Testing Evo’s Capabilities
To start testing the system, the researchers prompted it with fragments of the genes for known proteins and determined whether Evo could complete them. In one example, if given 30 percent of the sequence of a gene for a known protein, Evo was able to output 85 percent of the rest. When prompted with 80 percent of the sequence, it could return all of the missing sequence. When a single gene was deleted from a functional cluster, Evo could also correctly identify and restore the missing gene.
Novel Proteins
The large amount of training data also ensured that Evo correctly identified the most important regions of the protein. If it made changes to the sequence, they typically resided in the areas of the protein where variability is tolerated. In other words, its training had enabled the system to incorporate the rules of evolutionary limits on changes in known genes.
Creating New Proteins
So, the researchers decided to test what happened when Evo was asked to output something new. To do so, they used bacterial toxins, which are typically encoded along with an anti-toxin that keeps the cell from killing itself whenever it activates the genes. There are a lot of examples of these out there, and they tend to evolve rapidly as part of an arms race between bacteria and their competitors. So, the team developed a toxin that was only mildly related to known ones, and had no known antitoxin, and fed its sequence to Evo as a prompt. And this time, they filtered out any responses that looked similar to known antitoxin genes.
Conclusion
Evo has shown great potential in understanding and generating new proteins. Its ability to interpret genomic DNA and produce output that is appropriate for that interpretation is a significant breakthrough. The system’s capability to identify and restore missing genes, as well as create new proteins, makes it a valuable tool for scientists.
FAQs
Q: What is Evo?
A: Evo is a system that uses a large language model to interpret genomic DNA and produce output that is appropriate for that interpretation.
Q: How does Evo work?
A: Evo works by using a large amount of training data to learn the patterns and rules of genomic DNA, and then using that knowledge to generate new proteins.
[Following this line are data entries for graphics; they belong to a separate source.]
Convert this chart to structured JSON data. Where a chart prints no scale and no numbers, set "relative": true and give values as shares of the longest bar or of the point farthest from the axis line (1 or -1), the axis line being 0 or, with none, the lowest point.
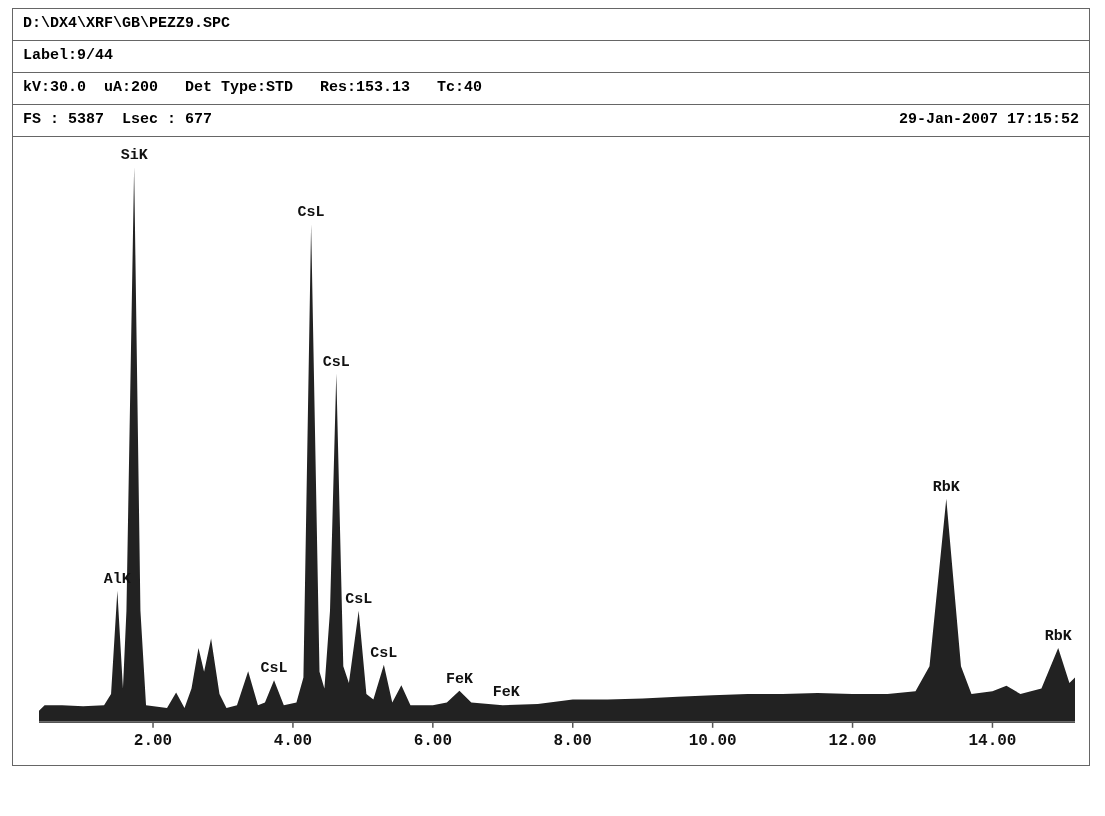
{
  "chart_data": {
    "type": "area",
    "title": "D:\\DX4\\XRF\\GB\\PEZZ9.SPC",
    "relative": true,
    "tick_labels": "x",
    "grid": false,
    "legend": false,
    "xlim": [
      0.37,
      15.18
    ],
    "xticks": [
      {
        "value": 2,
        "label": "2.00"
      },
      {
        "value": 4,
        "label": "4.00"
      },
      {
        "value": 6,
        "label": "6.00"
      },
      {
        "value": 8,
        "label": "8.00"
      },
      {
        "value": 10,
        "label": "10.00"
      },
      {
        "value": 12,
        "label": "12.00"
      },
      {
        "value": 14,
        "label": "14.00"
      }
    ],
    "annotations": [
      "Label:9/44",
      "kV:30.0  uA:200   Det Type:STD   Res:153.13   Tc:40",
      "FS : 5387  Lsec : 677",
      "29-Jan-2007 17:15:52",
      {
        "text": "AlK",
        "x": 1.49,
        "y": 0.236
      },
      {
        "text": "SiK",
        "x": 1.73,
        "y": 1
      },
      {
        "text": "CsL",
        "x": 3.73,
        "y": 0.075
      },
      {
        "text": "CsL",
        "x": 4.26,
        "y": 0.897
      },
      {
        "text": "CsL",
        "x": 4.62,
        "y": 0.628
      },
      {
        "text": "CsL",
        "x": 4.94,
        "y": 0.2
      },
      {
        "text": "CsL",
        "x": 5.3,
        "y": 0.103
      },
      {
        "text": "FeK",
        "x": 6.38,
        "y": 0.056
      },
      {
        "text": "FeK",
        "x": 7.05,
        "y": 0.032
      },
      {
        "text": "RbK",
        "x": 13.34,
        "y": 0.402
      },
      {
        "text": "RbK",
        "x": 14.94,
        "y": 0.133
      }
    ],
    "series": [
      {
        "color": "#222222",
        "x": [
          0.37,
          0.45,
          0.7,
          1.0,
          1.3,
          1.4,
          1.49,
          1.57,
          1.62,
          1.73,
          1.82,
          1.9,
          2.2,
          2.33,
          2.45,
          2.55,
          2.65,
          2.73,
          2.83,
          2.95,
          3.05,
          3.2,
          3.36,
          3.5,
          3.6,
          3.73,
          3.87,
          4.05,
          4.15,
          4.26,
          4.38,
          4.45,
          4.53,
          4.62,
          4.72,
          4.8,
          4.94,
          5.05,
          5.15,
          5.3,
          5.42,
          5.55,
          5.68,
          6.0,
          6.2,
          6.38,
          6.55,
          7.0,
          7.5,
          8.0,
          8.5,
          9.0,
          9.5,
          10.0,
          10.5,
          11.0,
          11.5,
          12.0,
          12.5,
          12.9,
          13.1,
          13.34,
          13.55,
          13.7,
          14.0,
          14.2,
          14.4,
          14.7,
          14.94,
          15.1,
          15.18
        ],
        "values": [
          0.02,
          0.03,
          0.03,
          0.028,
          0.03,
          0.05,
          0.236,
          0.06,
          0.2,
          1,
          0.2,
          0.03,
          0.025,
          0.053,
          0.025,
          0.06,
          0.133,
          0.09,
          0.15,
          0.05,
          0.025,
          0.03,
          0.091,
          0.03,
          0.035,
          0.075,
          0.03,
          0.035,
          0.08,
          0.897,
          0.09,
          0.06,
          0.2,
          0.628,
          0.1,
          0.07,
          0.2,
          0.05,
          0.04,
          0.103,
          0.035,
          0.066,
          0.03,
          0.03,
          0.035,
          0.056,
          0.035,
          0.03,
          0.032,
          0.04,
          0.04,
          0.042,
          0.045,
          0.048,
          0.05,
          0.05,
          0.052,
          0.05,
          0.05,
          0.055,
          0.1,
          0.402,
          0.1,
          0.05,
          0.055,
          0.065,
          0.05,
          0.06,
          0.133,
          0.07,
          0.08
        ]
      }
    ]
  }
}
Q: What are the potential applications of Evo?
A: The potential applications of Evo include creating new proteins, identifying and restoring missing genes, and understanding the rules of evolutionary limits on changes in known genes.
Q: Can Evo create new proteins that are not similar to known ones?
A: Yes, Evo can create new proteins that are not similar to known ones, as demonstrated by its ability to generate an antitoxin for a toxin that was only mildly related to known ones.